When you have a repetition of something God has a lesson in mind. It had never occurred to me before, but He has quite enough food available for the human race, myself included, and perhaps I need to believe him for generous servings instead of 40 years of penny pinching.
I have a friend who never eats leftovers; that seems to me to be a conceit of ego rather than of food safety. It must be nice to think that you do not need to lower yourself to the level of eating yesterday’s cold steak. But the opposite is true. My anguish over food loss was just another form of faithlessness.
I am not supposed to be spending my life chasing every toast crumb, but neither am I to assume God can’t provide. He certainly has on many occasions.

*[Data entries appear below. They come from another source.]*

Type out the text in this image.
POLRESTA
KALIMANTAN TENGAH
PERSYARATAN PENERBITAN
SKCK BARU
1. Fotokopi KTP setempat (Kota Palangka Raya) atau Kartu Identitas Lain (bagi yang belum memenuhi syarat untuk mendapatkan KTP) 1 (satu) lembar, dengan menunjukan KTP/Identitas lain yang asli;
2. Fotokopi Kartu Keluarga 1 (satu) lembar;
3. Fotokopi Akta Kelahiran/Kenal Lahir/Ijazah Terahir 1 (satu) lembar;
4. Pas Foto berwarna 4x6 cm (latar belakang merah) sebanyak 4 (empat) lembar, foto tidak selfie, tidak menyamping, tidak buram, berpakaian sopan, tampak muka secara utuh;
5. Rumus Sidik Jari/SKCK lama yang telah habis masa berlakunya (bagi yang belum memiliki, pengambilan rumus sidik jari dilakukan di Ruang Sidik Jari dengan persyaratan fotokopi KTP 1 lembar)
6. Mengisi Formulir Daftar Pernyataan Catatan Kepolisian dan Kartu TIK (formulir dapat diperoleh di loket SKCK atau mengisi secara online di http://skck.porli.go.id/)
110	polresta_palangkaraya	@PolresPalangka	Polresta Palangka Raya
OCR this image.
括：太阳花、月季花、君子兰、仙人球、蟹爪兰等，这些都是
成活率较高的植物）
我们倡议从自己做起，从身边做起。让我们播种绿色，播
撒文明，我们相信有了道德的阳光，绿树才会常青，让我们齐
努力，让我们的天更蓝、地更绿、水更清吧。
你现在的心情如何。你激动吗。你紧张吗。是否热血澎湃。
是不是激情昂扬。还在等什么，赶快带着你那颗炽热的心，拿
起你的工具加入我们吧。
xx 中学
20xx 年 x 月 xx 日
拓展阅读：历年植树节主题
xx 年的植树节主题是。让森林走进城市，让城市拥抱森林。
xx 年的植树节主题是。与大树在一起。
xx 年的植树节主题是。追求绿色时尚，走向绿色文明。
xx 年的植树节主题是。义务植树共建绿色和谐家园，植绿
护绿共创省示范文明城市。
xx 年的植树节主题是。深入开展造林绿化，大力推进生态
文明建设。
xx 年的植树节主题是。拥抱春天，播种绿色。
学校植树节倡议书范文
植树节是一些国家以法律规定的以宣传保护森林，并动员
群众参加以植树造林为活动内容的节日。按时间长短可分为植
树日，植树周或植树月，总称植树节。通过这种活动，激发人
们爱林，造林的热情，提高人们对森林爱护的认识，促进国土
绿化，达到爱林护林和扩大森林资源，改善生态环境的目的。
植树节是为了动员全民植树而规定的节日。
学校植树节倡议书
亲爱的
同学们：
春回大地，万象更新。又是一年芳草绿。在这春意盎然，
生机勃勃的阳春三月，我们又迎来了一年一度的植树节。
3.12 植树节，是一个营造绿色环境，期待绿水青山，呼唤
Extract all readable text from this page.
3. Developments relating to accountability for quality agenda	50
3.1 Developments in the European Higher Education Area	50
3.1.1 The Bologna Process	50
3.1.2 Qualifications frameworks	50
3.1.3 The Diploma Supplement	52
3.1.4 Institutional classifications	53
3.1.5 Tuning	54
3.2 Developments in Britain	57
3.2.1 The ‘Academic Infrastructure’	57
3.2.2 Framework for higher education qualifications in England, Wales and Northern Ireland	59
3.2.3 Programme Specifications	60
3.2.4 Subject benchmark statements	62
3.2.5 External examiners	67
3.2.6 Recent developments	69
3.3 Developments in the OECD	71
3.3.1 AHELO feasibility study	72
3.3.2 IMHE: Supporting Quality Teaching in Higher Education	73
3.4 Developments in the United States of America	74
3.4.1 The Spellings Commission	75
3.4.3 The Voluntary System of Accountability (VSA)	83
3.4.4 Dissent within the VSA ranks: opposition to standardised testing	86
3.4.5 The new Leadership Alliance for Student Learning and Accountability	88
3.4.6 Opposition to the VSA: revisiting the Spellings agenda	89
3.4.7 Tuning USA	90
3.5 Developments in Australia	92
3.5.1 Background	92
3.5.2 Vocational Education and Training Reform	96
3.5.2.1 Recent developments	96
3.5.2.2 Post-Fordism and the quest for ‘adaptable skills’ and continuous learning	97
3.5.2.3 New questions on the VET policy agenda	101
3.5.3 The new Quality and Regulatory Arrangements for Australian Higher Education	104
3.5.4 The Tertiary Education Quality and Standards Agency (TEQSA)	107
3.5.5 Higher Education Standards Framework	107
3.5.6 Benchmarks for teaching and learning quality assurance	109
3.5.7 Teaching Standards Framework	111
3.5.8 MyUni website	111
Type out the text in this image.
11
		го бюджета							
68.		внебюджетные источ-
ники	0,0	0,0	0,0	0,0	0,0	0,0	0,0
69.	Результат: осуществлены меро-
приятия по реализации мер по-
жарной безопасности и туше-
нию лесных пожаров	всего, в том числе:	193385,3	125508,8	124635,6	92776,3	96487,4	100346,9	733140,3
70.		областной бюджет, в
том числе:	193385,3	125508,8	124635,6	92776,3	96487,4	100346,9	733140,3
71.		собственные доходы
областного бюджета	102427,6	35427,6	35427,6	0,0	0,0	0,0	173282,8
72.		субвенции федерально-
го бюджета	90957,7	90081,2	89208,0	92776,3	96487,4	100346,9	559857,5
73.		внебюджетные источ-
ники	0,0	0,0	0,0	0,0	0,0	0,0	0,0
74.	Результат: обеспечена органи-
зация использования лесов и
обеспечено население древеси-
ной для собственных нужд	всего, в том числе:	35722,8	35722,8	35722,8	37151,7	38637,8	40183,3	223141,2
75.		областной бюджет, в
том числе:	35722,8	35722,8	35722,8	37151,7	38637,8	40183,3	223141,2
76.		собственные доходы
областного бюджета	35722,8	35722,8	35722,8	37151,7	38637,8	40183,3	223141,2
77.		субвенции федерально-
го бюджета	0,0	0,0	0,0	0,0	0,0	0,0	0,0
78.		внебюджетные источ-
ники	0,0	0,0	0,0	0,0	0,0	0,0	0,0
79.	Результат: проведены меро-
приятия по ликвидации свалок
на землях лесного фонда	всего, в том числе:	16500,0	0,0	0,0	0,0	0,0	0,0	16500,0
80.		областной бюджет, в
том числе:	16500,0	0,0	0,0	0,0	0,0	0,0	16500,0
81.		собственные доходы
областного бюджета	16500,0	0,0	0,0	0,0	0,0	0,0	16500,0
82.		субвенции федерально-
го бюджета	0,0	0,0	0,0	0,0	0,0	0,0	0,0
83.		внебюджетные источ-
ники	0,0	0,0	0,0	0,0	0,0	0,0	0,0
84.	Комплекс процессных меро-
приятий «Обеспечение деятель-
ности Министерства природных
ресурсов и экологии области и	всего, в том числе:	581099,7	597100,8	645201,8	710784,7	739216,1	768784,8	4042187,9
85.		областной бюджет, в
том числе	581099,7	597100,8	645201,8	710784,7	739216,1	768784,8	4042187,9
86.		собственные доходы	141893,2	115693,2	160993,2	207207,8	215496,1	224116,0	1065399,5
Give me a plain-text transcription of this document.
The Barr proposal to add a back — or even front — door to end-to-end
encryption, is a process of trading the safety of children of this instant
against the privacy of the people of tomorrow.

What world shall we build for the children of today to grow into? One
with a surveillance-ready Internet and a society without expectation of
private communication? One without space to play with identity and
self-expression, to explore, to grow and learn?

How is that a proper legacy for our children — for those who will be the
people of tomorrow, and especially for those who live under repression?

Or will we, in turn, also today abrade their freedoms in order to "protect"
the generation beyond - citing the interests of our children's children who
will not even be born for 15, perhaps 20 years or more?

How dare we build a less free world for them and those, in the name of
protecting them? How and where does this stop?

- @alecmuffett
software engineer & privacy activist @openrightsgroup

I can remember one year where I had fewer than 3000 dollars income. Looking back I cannot imagine how I lived at all. In fact, when I made out my income tax, I added 2,000 dollars because I thought the IRS might believe I had lied. Well yes, but I did not want them asking me any questions because I don’t know to this day how I survived.
Just as I once learned to live on little now I must adapt myself to the knowledge that God can be generous to a fault – that He can lavish attention on me and provide not just enough to get by, but more than enough, not just for me but for others as well.
I got so excited about the prospect of excess I paid out 20% in tithe! Of course I can’t do that forever, or at least I don’t think I can, but when He said give to those people who needed it I did not say to myself, “That is not tax deductible.”
God is not interested in my tax deductible status – He’s interested in my obedience. And not doing His will when he makes His will clear simply because I don’t think He can replace the money or the food. That makes me no better than the “wicked” servant to buried the talent in the ground. And I have enough faults without being called wicked.